Extending Visibility Beyond SIEM or LMS
The NIST Cybersecurity Framework is respected framework for helping organizations improve their ability to assess and address cyber threats. It organizes its guidance into five primary functions:
- Identify — Determine security risks to all company assets, including personnel, systems and information.
- Protect — Implement systems to protect the most valuable and sensitive assets.
- Detect — Catch active cybersecurity events that could threaten your environment.
- Respond — Take informed action against threats to prevent or mitigate loss or damage.
- Recover — Restore capabilities, data or services damaged by an attack.
However, most SIEM solutions cover only two of these security functions (Detect and Respond), and log management technology addresses only the Detect function.
Therefore, organizations are wise to look for solutions that cover all five NIST pillars.
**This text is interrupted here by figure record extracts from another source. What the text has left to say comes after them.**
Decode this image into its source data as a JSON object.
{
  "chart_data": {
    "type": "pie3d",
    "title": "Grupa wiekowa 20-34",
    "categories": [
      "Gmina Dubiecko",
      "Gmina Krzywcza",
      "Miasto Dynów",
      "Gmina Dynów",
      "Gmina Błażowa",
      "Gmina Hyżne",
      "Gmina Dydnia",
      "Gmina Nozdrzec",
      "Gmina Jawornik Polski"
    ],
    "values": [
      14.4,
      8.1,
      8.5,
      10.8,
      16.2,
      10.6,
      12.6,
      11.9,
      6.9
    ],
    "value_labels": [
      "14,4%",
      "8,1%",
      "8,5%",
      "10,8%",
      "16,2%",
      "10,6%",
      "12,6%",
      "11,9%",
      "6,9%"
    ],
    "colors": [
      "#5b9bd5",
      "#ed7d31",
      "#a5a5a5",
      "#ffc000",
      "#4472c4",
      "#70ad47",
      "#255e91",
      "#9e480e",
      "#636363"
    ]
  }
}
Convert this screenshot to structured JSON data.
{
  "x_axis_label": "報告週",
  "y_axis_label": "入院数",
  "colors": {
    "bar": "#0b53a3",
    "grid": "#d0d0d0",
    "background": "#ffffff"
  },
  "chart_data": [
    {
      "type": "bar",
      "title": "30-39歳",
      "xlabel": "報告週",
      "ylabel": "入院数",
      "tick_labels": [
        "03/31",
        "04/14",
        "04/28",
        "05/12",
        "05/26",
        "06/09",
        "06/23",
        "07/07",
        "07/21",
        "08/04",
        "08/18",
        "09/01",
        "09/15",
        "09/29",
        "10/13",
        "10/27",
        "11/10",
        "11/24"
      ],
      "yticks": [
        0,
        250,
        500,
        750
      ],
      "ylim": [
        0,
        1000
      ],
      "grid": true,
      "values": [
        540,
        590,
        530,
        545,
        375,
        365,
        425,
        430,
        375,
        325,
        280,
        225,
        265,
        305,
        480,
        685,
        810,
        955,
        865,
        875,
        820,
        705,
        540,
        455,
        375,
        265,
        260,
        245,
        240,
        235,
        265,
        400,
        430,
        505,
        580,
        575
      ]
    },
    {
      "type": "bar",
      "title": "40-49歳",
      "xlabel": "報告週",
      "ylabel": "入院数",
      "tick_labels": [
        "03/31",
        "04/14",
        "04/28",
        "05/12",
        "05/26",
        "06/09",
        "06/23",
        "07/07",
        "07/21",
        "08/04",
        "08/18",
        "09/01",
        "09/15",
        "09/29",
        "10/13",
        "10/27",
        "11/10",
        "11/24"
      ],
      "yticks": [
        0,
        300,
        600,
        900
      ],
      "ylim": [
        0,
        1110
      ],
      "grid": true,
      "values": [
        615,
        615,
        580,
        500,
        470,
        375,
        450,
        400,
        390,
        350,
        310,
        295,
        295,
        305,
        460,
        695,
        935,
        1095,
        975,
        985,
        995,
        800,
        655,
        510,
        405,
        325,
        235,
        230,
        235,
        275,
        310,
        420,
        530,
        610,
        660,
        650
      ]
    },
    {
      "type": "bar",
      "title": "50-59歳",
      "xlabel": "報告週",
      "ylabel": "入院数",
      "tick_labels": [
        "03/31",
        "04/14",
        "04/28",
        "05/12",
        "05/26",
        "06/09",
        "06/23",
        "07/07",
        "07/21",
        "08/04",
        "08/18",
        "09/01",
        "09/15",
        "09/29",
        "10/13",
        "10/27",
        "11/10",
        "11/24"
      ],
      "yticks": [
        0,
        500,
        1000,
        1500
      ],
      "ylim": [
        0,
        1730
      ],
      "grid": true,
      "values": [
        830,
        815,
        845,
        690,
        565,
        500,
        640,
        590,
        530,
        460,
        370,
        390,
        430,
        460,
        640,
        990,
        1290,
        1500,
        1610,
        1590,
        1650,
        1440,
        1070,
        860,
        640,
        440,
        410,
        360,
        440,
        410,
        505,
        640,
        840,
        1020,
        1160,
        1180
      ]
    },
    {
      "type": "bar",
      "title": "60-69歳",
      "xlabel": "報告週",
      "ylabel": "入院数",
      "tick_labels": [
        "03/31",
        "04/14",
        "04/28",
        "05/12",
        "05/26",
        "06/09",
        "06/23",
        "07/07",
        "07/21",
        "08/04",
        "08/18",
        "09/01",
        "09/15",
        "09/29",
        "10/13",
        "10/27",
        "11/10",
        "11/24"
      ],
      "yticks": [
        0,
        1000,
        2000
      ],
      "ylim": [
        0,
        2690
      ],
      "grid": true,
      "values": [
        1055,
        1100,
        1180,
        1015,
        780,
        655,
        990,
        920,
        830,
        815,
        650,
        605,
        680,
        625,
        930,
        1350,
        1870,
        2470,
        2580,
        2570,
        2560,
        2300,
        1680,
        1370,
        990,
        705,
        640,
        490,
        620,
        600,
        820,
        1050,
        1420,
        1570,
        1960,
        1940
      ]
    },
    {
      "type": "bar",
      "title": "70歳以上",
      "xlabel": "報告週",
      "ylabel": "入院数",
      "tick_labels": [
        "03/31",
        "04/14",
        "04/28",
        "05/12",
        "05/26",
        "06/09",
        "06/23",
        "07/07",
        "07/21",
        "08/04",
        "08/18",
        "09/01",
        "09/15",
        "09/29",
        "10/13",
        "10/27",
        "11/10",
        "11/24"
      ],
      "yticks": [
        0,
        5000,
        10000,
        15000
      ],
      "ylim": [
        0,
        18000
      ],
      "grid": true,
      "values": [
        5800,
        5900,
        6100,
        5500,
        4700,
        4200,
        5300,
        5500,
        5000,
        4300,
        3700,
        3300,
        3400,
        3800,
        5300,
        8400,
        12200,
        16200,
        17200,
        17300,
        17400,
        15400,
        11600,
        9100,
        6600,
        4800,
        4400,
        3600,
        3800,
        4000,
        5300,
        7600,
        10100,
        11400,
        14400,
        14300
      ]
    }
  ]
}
Using the Netwrix Data Security Platform, you can:
- Identify what data requires protection and what doesn’t.
- Minimize the risk of a breach by proactively spotting gaps in your IT security controls
- Detect true threats quicker and avoid alert fatigue
- Speed incident response with actionable context about each incident.
- Restore operations faster by accurately prioritizing the recovery of the most critical assets.
1. What is a SIEM?
SIEM solutions collect and aggregate log data from multiple sources into a centralized platform, correlate and analyze it, and deliver alerting, reporting and automated incident response.
2. What is a log management solution?
Log management solutions collect log files from multiple sources (e.g., web servers, authentication servers and infrastructure devices) and store it in a single repository. IT security analysts can then review, correlate and interpret the data.
3. What is the difference between a log and an event?
An event is a collection of information about what it took to complete a specific process or task. An example is accepting an HTTP request, fulfilling the request and returning a response.
A log is a message or collection of messages, usually with a corresponding timestamp. Individual logs are not necessarily related to each other.
4. How are logs used by a SIEM?
SIEM solutions aggregate log data into a centralized platform and correlate it to enable alerting on active threats and automated incident response.